E, por fim, mas não menos importante, informou que criará um comitê com empresários para repensar a política comercial com os EUA e reforçou que medidas de retaliação ao tarifaço de Trump estão em estudo, sendo a principal delas o uso da Lei da Reciprocidade, que permite ao Brasil adotar sanções equivalentes às impostas por outros países.
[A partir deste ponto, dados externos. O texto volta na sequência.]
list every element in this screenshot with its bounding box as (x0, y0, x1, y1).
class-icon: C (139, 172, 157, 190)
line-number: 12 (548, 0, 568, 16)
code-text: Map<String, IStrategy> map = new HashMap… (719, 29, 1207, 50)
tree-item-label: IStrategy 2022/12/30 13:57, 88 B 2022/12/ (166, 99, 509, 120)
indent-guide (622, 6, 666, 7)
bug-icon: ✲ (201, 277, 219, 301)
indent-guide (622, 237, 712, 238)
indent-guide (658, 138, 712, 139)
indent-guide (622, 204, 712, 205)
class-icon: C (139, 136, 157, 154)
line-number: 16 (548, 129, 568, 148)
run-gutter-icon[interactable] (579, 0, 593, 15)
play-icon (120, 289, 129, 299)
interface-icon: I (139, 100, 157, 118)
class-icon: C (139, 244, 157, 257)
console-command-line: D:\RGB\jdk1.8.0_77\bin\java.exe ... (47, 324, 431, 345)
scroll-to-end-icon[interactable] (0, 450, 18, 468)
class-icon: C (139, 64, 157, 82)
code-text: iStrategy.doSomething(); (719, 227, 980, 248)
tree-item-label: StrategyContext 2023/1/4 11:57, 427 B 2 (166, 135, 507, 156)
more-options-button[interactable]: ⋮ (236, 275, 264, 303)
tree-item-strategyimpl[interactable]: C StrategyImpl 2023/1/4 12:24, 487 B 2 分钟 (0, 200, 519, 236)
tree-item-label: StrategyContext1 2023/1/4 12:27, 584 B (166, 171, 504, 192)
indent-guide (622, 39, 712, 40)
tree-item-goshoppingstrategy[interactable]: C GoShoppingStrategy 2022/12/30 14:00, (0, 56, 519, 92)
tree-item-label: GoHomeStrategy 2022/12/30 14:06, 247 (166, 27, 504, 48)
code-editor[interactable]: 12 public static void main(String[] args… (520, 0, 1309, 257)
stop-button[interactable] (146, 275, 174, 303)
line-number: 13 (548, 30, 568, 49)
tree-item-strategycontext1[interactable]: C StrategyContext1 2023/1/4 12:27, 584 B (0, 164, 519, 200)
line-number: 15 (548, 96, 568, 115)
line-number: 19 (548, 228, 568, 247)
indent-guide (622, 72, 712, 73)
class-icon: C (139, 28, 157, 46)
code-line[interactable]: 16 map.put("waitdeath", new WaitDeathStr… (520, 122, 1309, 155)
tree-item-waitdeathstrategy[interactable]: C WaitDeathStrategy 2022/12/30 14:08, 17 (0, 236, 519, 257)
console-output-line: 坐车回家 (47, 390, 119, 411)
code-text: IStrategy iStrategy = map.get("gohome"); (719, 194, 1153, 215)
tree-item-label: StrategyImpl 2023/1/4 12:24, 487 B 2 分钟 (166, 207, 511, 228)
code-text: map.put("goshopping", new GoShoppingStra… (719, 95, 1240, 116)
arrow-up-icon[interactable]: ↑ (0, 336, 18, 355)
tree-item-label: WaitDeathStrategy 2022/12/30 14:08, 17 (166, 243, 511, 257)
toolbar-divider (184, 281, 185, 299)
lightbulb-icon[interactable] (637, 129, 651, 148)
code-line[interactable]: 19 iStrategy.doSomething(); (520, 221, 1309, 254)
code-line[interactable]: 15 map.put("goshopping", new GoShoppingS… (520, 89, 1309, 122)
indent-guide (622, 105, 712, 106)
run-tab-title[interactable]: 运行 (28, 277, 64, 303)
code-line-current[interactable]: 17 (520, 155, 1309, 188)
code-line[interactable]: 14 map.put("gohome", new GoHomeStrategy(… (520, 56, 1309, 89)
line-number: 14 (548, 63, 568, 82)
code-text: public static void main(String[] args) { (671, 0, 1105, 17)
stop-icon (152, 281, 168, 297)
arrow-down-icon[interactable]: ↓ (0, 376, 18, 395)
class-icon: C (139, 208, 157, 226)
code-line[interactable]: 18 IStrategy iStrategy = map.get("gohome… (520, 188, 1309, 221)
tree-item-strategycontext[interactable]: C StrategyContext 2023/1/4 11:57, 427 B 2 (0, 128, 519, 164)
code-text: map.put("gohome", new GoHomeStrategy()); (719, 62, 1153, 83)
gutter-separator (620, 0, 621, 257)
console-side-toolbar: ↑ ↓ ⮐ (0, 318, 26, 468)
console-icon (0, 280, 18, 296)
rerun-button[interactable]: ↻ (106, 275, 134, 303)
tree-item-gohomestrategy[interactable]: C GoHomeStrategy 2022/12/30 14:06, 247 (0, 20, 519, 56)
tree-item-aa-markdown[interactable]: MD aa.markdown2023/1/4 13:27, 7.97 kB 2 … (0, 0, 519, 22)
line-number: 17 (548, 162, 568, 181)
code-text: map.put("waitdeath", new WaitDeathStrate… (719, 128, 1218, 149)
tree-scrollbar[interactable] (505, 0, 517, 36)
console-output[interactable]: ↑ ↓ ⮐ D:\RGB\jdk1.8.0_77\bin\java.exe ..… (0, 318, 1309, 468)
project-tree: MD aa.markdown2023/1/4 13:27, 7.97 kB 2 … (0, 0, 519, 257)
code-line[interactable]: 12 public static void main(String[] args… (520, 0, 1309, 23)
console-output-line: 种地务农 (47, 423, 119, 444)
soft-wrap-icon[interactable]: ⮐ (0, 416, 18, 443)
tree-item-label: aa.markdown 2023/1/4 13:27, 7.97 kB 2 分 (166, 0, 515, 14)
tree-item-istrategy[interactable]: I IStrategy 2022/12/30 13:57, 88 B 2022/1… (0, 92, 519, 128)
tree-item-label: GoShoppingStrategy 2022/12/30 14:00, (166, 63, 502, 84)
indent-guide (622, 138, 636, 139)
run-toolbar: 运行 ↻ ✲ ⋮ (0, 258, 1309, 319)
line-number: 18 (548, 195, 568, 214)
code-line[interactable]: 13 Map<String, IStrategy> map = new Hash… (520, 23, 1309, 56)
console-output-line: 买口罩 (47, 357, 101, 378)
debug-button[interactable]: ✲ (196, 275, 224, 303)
Antes, tentará esgotar negociações diplomáticas e ações junto à Organização Mundial do Comércio (OMC).

Mais do que nunca o Brasil precisa equilibrar-se entre a ascensão da China e do Sul Global, que são a força emergente do século 21, e nossas históricas relações com os EUA e a Europa.

Estratégia

Mas para esse equilíbrio ser bem-sucedido, o Brasil precisa de uma estratégia, capaz de preparar o país para enfrentar as consequências do trumpismo, e ao mesmo tempo promover uma verdadeira política capaz de preservar nossa liderança na integração da América do Sul.

Uma estratégia que, sob a liderança do presidente Lula, construa consensos mínimos, una setores de classes empresariais e classes trabalhadoras, supere divisões e evite más escolhas.

Esse é um momento digno de uma união entre todos e todas que defendem a independência, a democracia e a nossa soberania, com um projeto nacional de desenvolvimento, coisas que o bolsonarismo ignora.

Aliás, não só o bolsonarismo como também seus sócios menores, como o governador de São Paulo, Tarcísio de Freitas.

Este, não satisfeito em se opor ao STF para bajular o padrinho político, achando pouco vestir o boné do movimento de Trump, o Maga (Make America Great Again) e, mais recentemente, tendo cumprimentado o presidente norte-americano depois que este fez suas primeiras ameaças ao Brasil por causa do julgamento de Bolsonaro, ainda transformou um tema econômico de grande interesse do Brasil em plataforma política e ideológica.

Tarcísio e boa parte da direita brasileira pagarão um preço bastante alto pelo apoio a esse crime de lesa-pátria promovido pela família Bolsonaro. Hoje parece claro que quem está com Trump está contra o Brasil.